There is little comfort to be found in the results of the far left groups, which broke from Rifondazione in the last two years and stood independently. The Partito Comunista Dei Lavoratori of Marco Ferrando, received 208,394 votes, which although a reasonable number, equals only 0.571 per cent. The Fourth International section, Sinistra Critica – the grouping by Flavia d’Angeli – received 167,673 votes or 0.459 per cent.

In recent years, several left factions within RC correctly opposed Fausto Bertinotti’s policy of entry into Prodi’s neoliberal government, even mobilising substantial minority votes against it at party congresses and national leadership meetings. But they carried out either wooden sectarian walkout tactics like the PCdL or a semi-toleration of Bertinotti’s parliamentary support for Prodi, like Sinistra Critica.

The PCdL of Ferrando and Franco Grisolia is linked internationally to the Partido Obrero of Jorge Altamira in Argentina. Its problem is that, by leaving Rifondazione at the moment of its entry into a bourgeois government, and proclaiming itself the revolutionary alternative, it effectively cut itself off from the inevitable internal struggle, which would intensify within the 90,000 strong party as the betrayal of its leadership became clear.

Members of Sinistra Critica, the followers of the Fourth International in Italy, who had senators and deputies elected on the RC list, voted for confidence motions when Prodi forced the RC to do so. Eventually, however, when their senator Franco Turigliatto was expelled for voting against funds for the Italian intervention in Afghanistan, Sinsitra Critica decided to leave Rifondazione.
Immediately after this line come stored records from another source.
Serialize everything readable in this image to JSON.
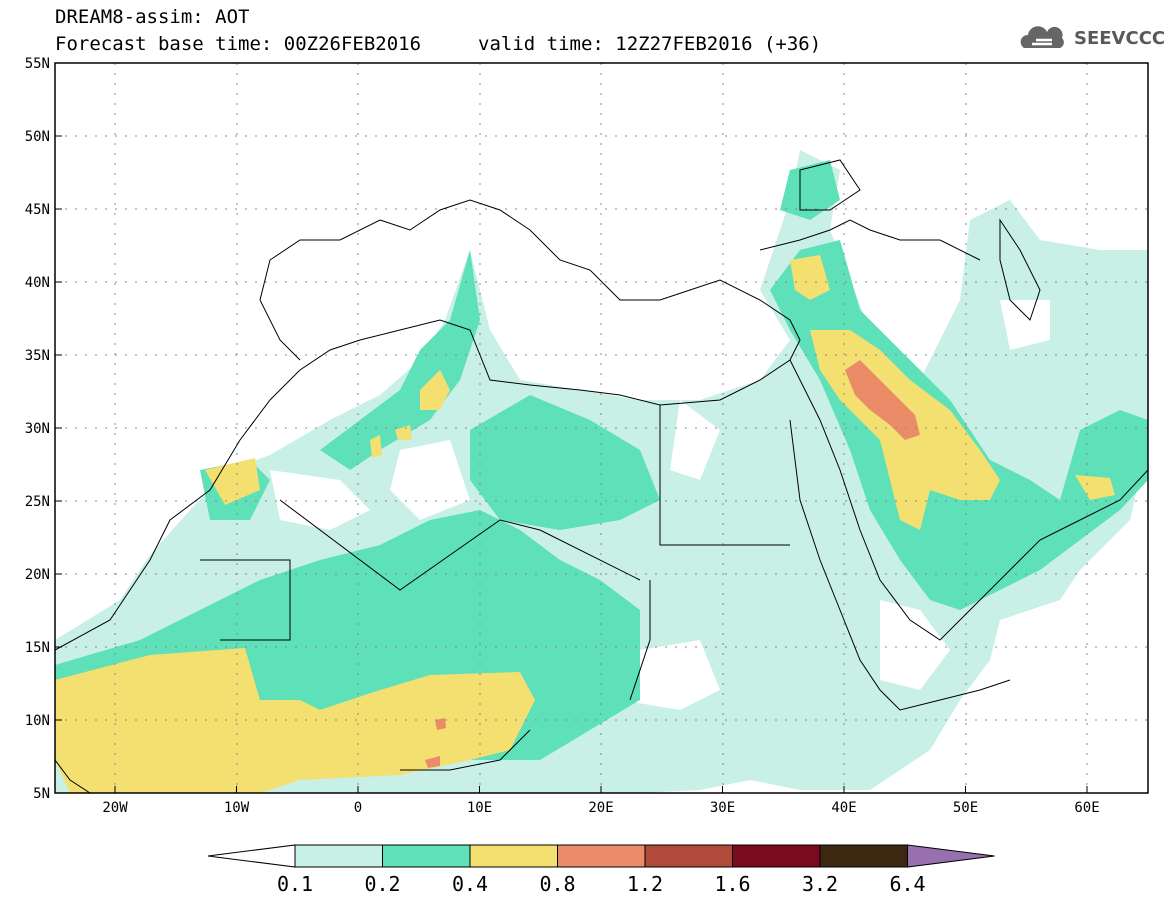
{
  "header": {
    "title": "DREAM8-assim: AOT",
    "base_time": "Forecast base time: 00Z26FEB2016",
    "valid_time": "valid time: 12Z27FEB2016 (+36)",
    "logo_text": "SEEVCCC"
  },
  "axes": {
    "lat_labels": [
      "55N",
      "50N",
      "45N",
      "40N",
      "35N",
      "30N",
      "25N",
      "20N",
      "15N",
      "10N",
      "5N"
    ],
    "lon_labels": [
      "20W",
      "10W",
      "0",
      "10E",
      "20E",
      "30E",
      "40E",
      "50E",
      "60E"
    ]
  },
  "colorbar": {
    "labels": [
      "0.1",
      "0.2",
      "0.4",
      "0.8",
      "1.2",
      "1.6",
      "3.2",
      "6.4"
    ],
    "colors": [
      "#ffffff",
      "#c8f0e6",
      "#5ee0b8",
      "#f4e070",
      "#ea8c68",
      "#b04a3a",
      "#7a0a20",
      "#3c2810",
      "#9870b0"
    ]
  },
  "map": {
    "colors": {
      "c01": "#c8f0e6",
      "c02": "#5ee0b8",
      "c04": "#f4e070",
      "c08": "#ea8c68"
    }
  }
}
Now Sinistra Critica advocates dissolving itself into some sort of broad anti-neoliberal formation (feminist, ecologist, etc.) rather than calling for a new revolutionary working class party.

Clearly neither PCdL nor Sinsitra Critica have managed to make themselves the rallying point for the tens of thousands of RC members and the hundreds of thousands of RC voters opposed to the rotten class collaborationist policies of Bertinotti. It will require a fundamental re-evaluation of their policies over the last ten years and more for them to do so.

There are left oppositionists remaining inside the party, include Lotta (Struggle – section of the CWI), Essere Comunisti – grouped around the magazine l’Ernesto (old-style Stalinists), and FalceMartello (connected to the International Marxist Tendency of Alan Woods). The revolutionary mettle of the latter can be judged by the fact that, when all the other left factions within RC voted against Turigliatto’s expulsion, FalceMartello merely abstained.The reason for this cowardice is the Ted Grant tradition of strategic entry in reformist parties. The workers, you see, will always turn to their traditional (reformist) organisations, rather than the vanguard splitting away to rally them to a revolutionary party. Well, whether or not Rifondazione revives itself in opposition again, surely a far less likely or immediate prospect since it has so recently performed this trick on its working class base, it is a useless tactic with which to address those workers, who have so recently lost their illusions in left reformism.